With \(\alpha = 0.05\), the critical value of F is

\({F_{\left( {3,16} \right)}} = {\rm{3}}{\rm{.2388}}\)\(\left( {{\rm{from F - distribution table}}} \right)\)

Here, \(F > {F_{\left( {3,16} \right)}}\), the null hypothesis is to reject. So, the there is insufficient evidence to support the claim that different treatments result in the same mean weight.

b.

The SPSS table displays that for the pair no treatment and fertilizer and irrigation, the p-value is 0.039. This p-value is small \(\left( {p < 0.05} \right)\)so, there is significant different between the mean amount of group treated with no treatment and the group treated with both fertilizer and irrigation.

c.

The Bonferroni test is a separate t-test to test the significant difference between the mean amount of irrigation treatment group (represented as 3) and the group treated with both fertilizer and irrigation (represented as 4).

The null and alternative hypothesis is,

\({H_0}:{\mu _3} = {\mu _4}\)

\({H_1}:{\mu _3} \ne {\mu _4}\)

The test statistic is

\(\begin{aligned}{c}t = \frac{{{{\bar X}_3} - {{\bar X}_4}}}{{\sqrt {{\rm{MS}}\left( {{\rm{error}}} \right) \times \left( {\frac{1}{{{n_3}}} + \frac{1}{{{n_4}}}} \right)} }}\\ = \frac{{0.518 - 1.598}}{{\sqrt {0.1816 \times \left( {\frac{1}{5} + \frac{1}{5}} \right)} }}\\ = - 4.0072\end{aligned}\)

The number of degrees of freedom is,

\(\begin{aligned}{c}N - K = 20 - 4\\ = 16\end{aligned}\)

Using table-A3, the critical value is obtained at the degrees of freedom (16), and the significance level (0.05) is 2.120.

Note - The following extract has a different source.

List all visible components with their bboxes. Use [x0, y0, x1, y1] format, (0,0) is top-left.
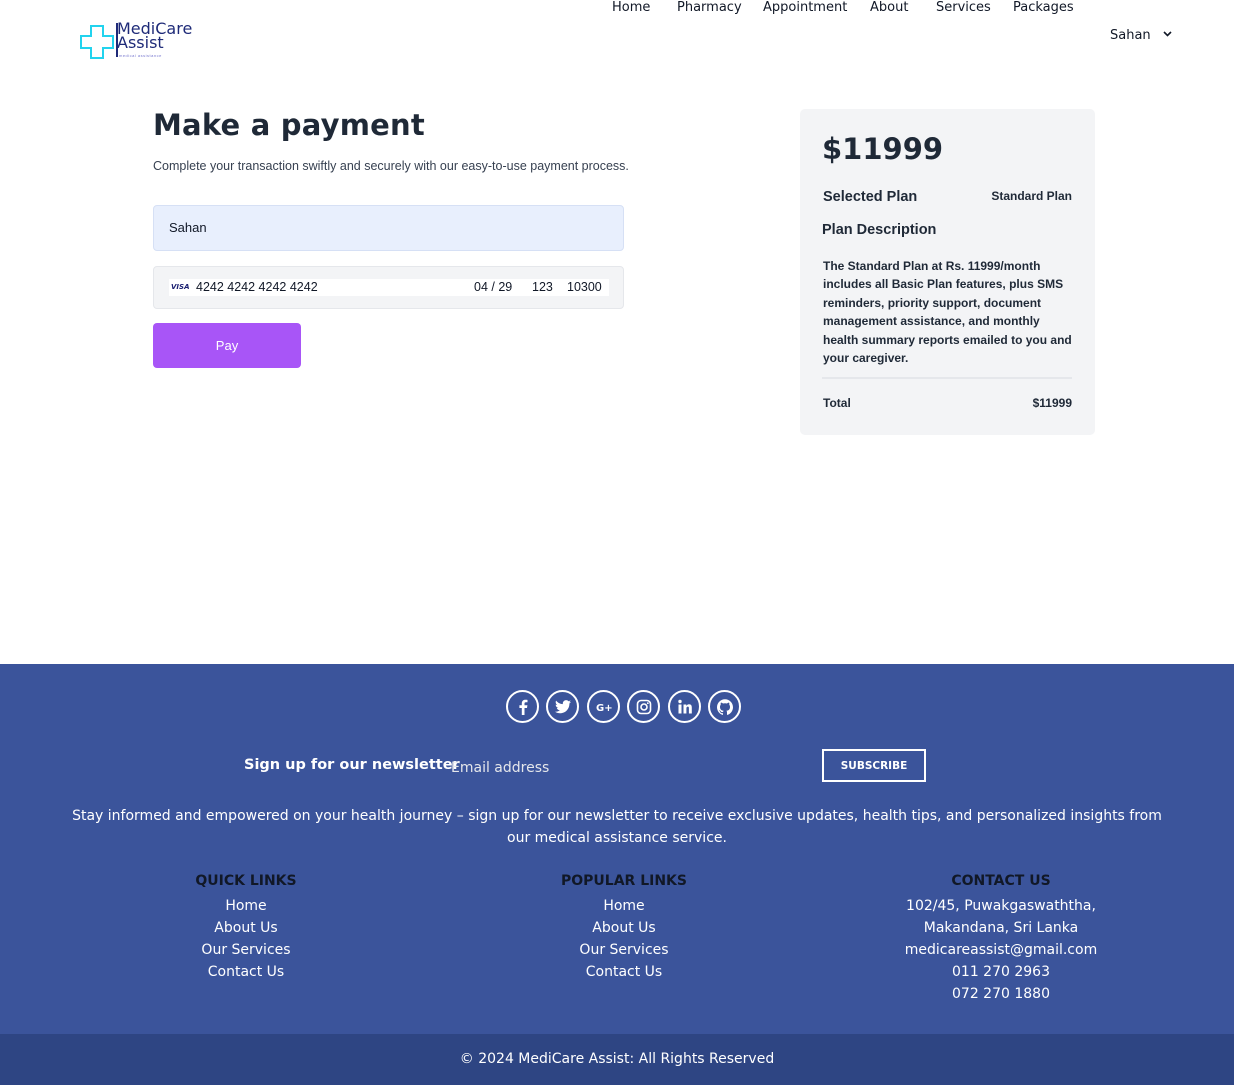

Here, \(\left| t \right| > {t_\alpha }.\)So, the null hypothesis is to reject. Thus, there is a significant difference between the mean amount of irrigation treatment group and the group treated with both fertilizer and irrigation. Thus, the difference is significant and negative, and this implies that the mean weight of popular trees is greater if a combination of both fertilizers and irrigation is used as compared to using only irrigation.